La sezione strutture intende spronare quell’inventività costruttiva che è inerente al lavoro architettonico. Poi, la bibliografia architettonica, strumento indispensabile all’artista colto, allo studente, allo storico; i notiziari, libri riviste concorsi legislazione vita universitaria e professionale, in questo numero ristretti per ragioni di spazio, ma che amplieremo sistematicamente e aggiorneremo con un bollettino speciale gratuito per i nostri abbonati in modo che essi siano mensilmente informati. Infine, una sezione edita a cura della Fondazione Aldo della Rocca, il nostro indimenticabile amico, e dedicata alla pubblicazione di monografie urbanistiche.
Questi gli argomenti che intendiamo trattare in ogni numero della rivista. Per collaborare con noi non occorre essere né geni creativi, né storici di professione, né letterati. Ogni architetto, ogni ingegnere, ogni amministratore di enti edilizi, ogni studente ha una notizia da dare, un problema da risolvere, una proposta da sottoporre alla pubblica opinione.

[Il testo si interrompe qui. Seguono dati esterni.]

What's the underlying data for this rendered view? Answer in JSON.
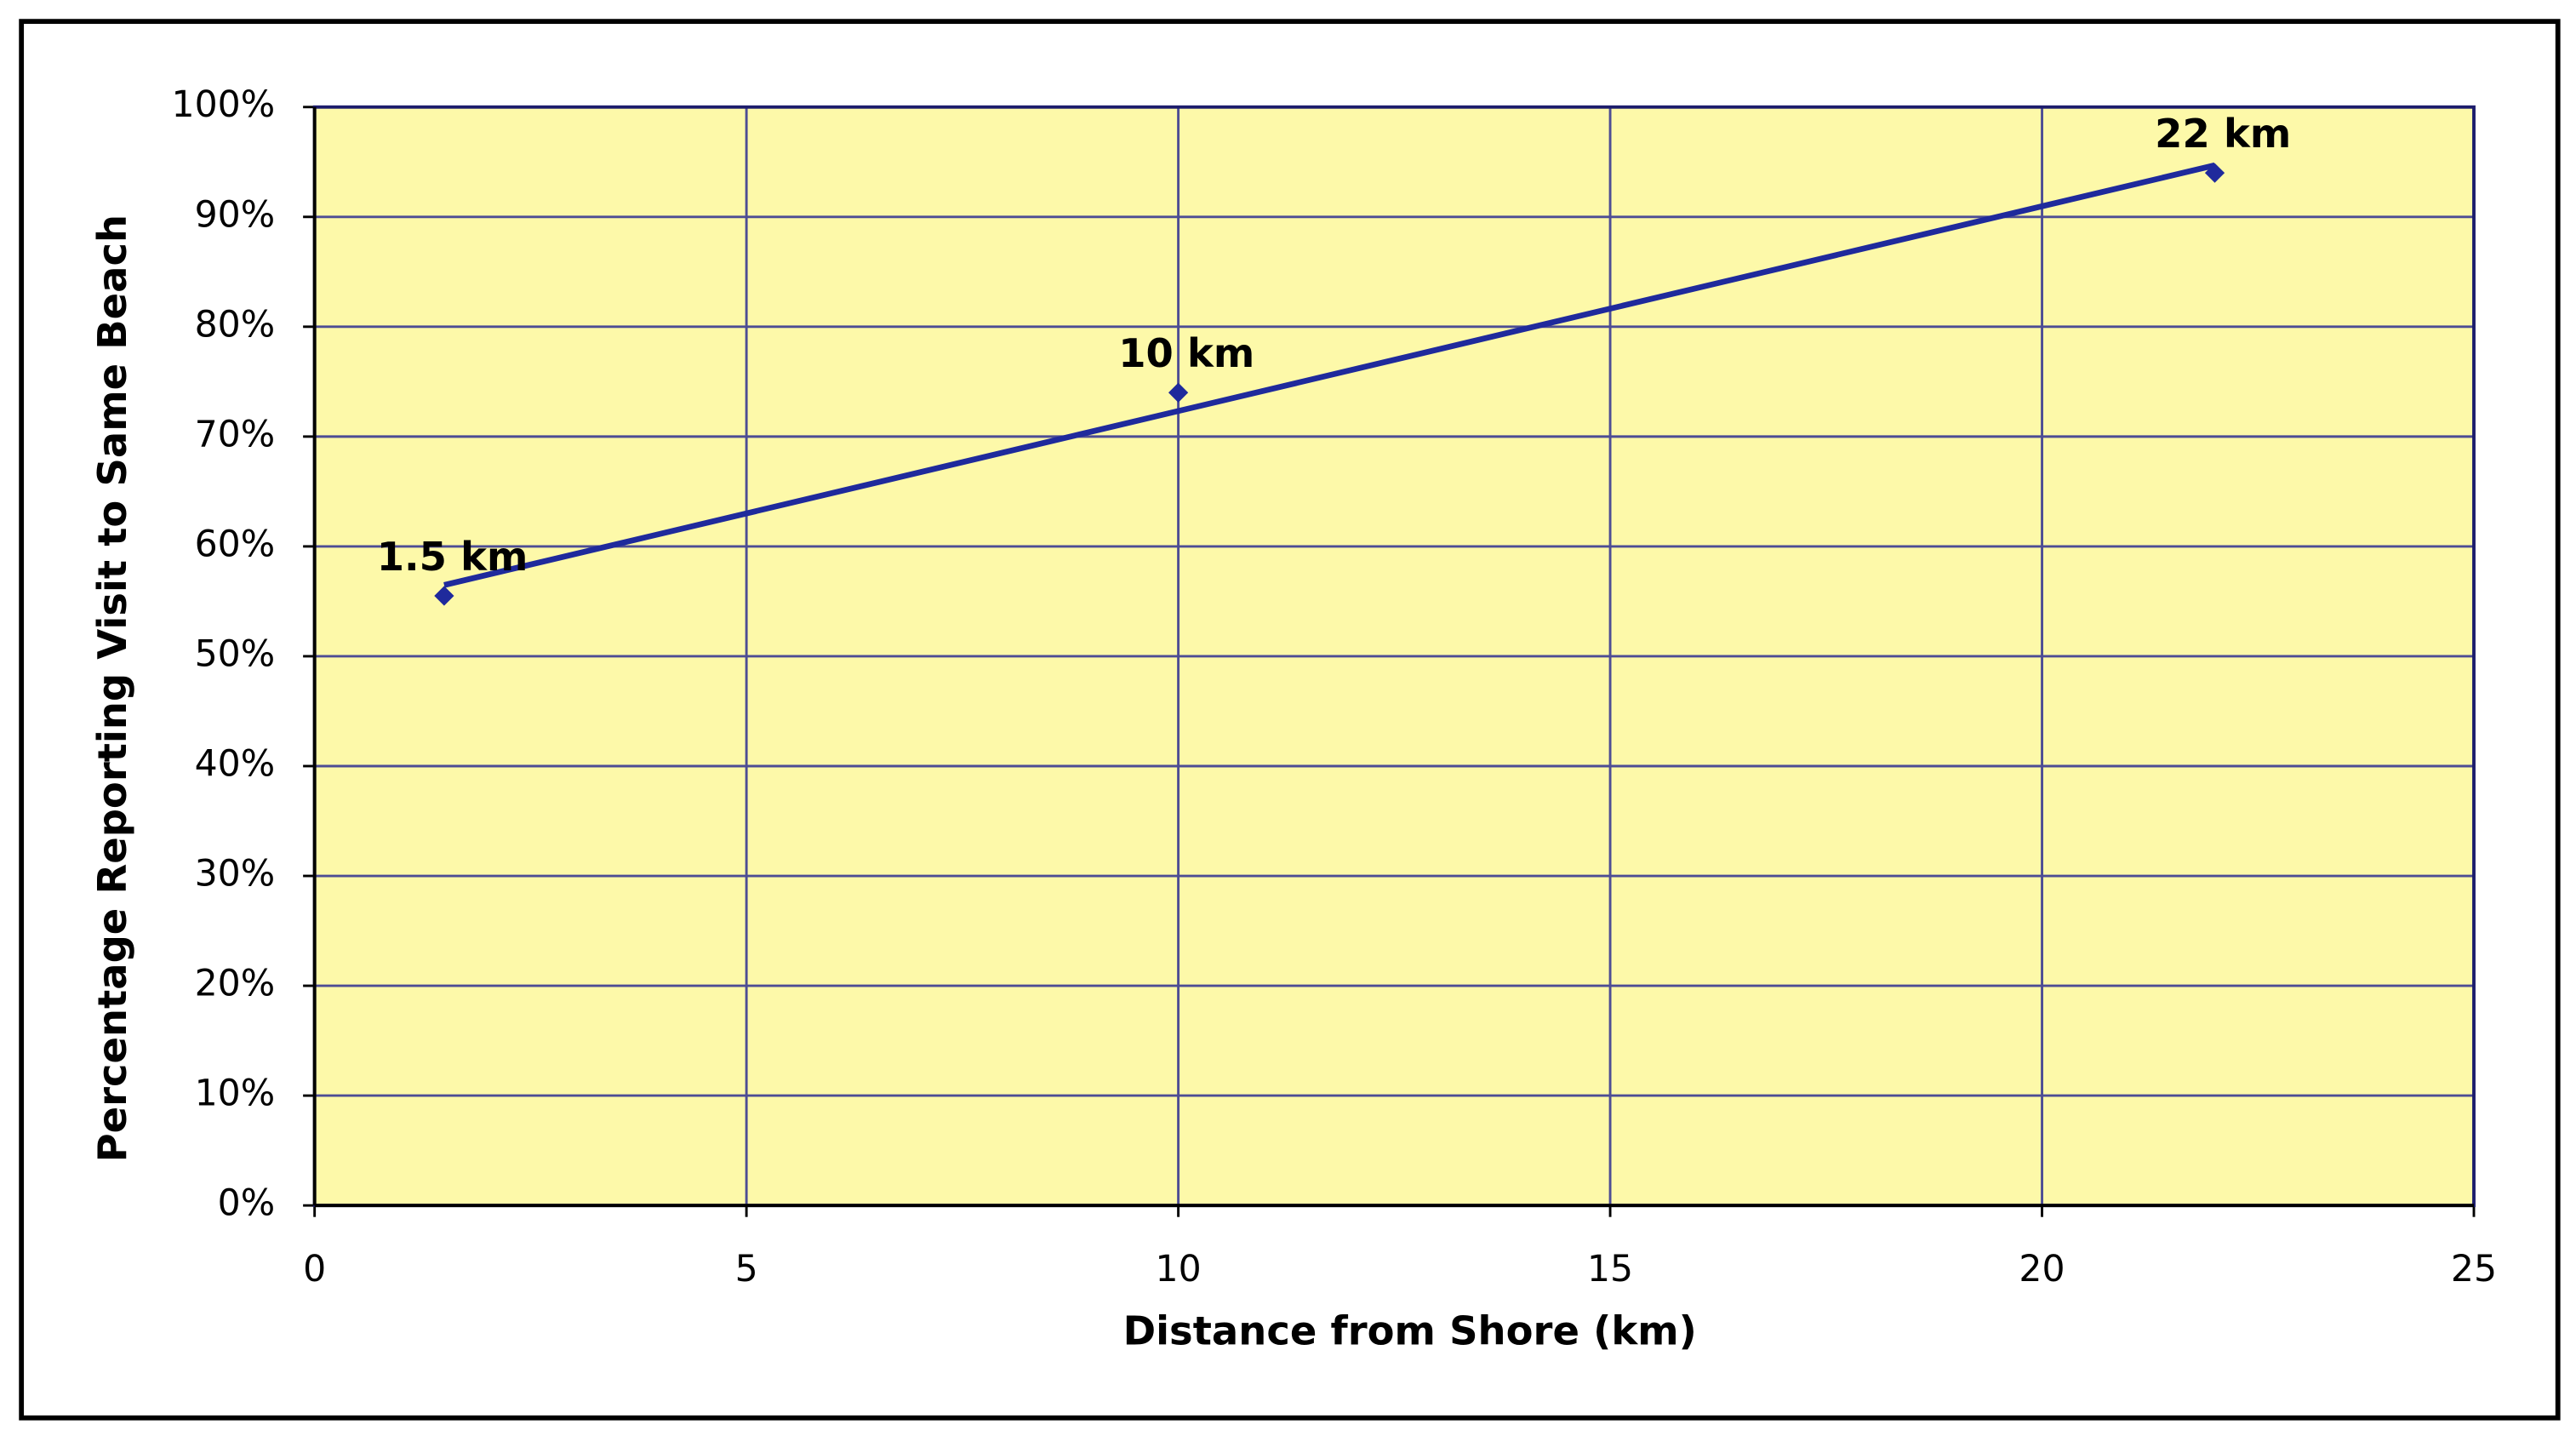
{
  "chart_data": {
    "type": "scatter",
    "x_label": "Distance from Shore (km)",
    "y_label": "Percentage Reporting Visit to Same Beach",
    "series": [
      {
        "color": "#1f2a9c",
        "x": [
          1.5,
          10,
          22
        ],
        "values": [
          55.5,
          74,
          94
        ],
        "x_labels": [
          "1.5 km",
          "10 km",
          "22 km"
        ]
      }
    ],
    "trendline": true,
    "xlim": [
      0,
      25
    ],
    "xticks": [
      0,
      5,
      10,
      15,
      20,
      25
    ],
    "ylim": [
      0,
      100
    ],
    "yticks": [
      {
        "value": 0,
        "label": "0%"
      },
      {
        "value": 10,
        "label": "10%"
      },
      {
        "value": 20,
        "label": "20%"
      },
      {
        "value": 30,
        "label": "30%"
      },
      {
        "value": 40,
        "label": "40%"
      },
      {
        "value": 50,
        "label": "50%"
      },
      {
        "value": 60,
        "label": "60%"
      },
      {
        "value": 70,
        "label": "70%"
      },
      {
        "value": 80,
        "label": "80%"
      },
      {
        "value": 90,
        "label": "90%"
      },
      {
        "value": 100,
        "label": "100%"
      }
    ],
    "grid": true,
    "plot_background": "#fdf9a9",
    "grid_color": "#4d4d94"
  }
}
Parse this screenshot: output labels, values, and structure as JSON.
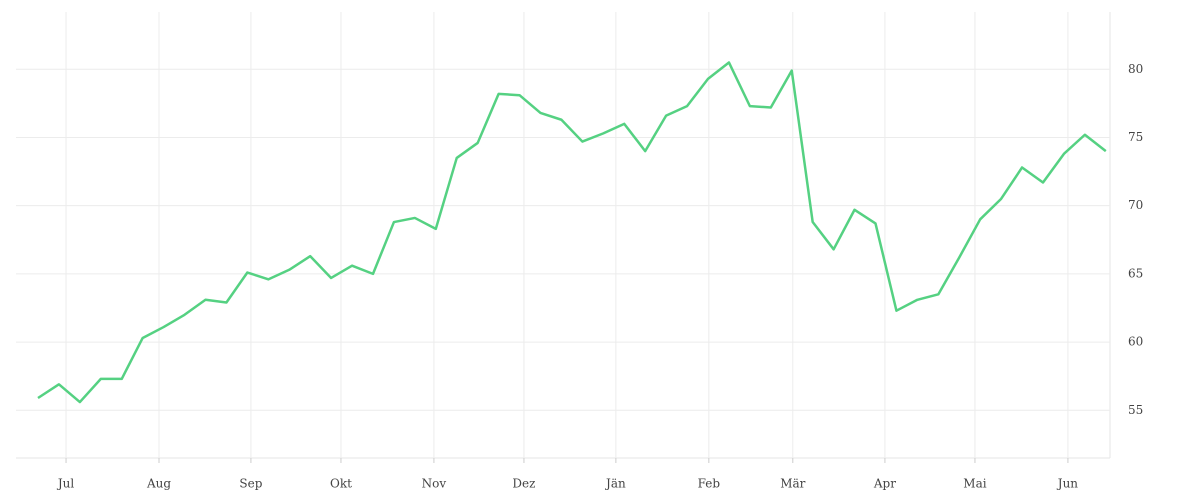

La rivista vuol costituire questo ‘servizio’ per tutti, costruttori e urbanisti, architetti e clienti, archeologi e tecnici, politici e storici. A costo di apparire eclettici convogliando forze e interessi diversi e complementari, bisogna ristabilire un vasto colloquio, una intesa atta a promuovere e ad estendere la libertà dell’architettura.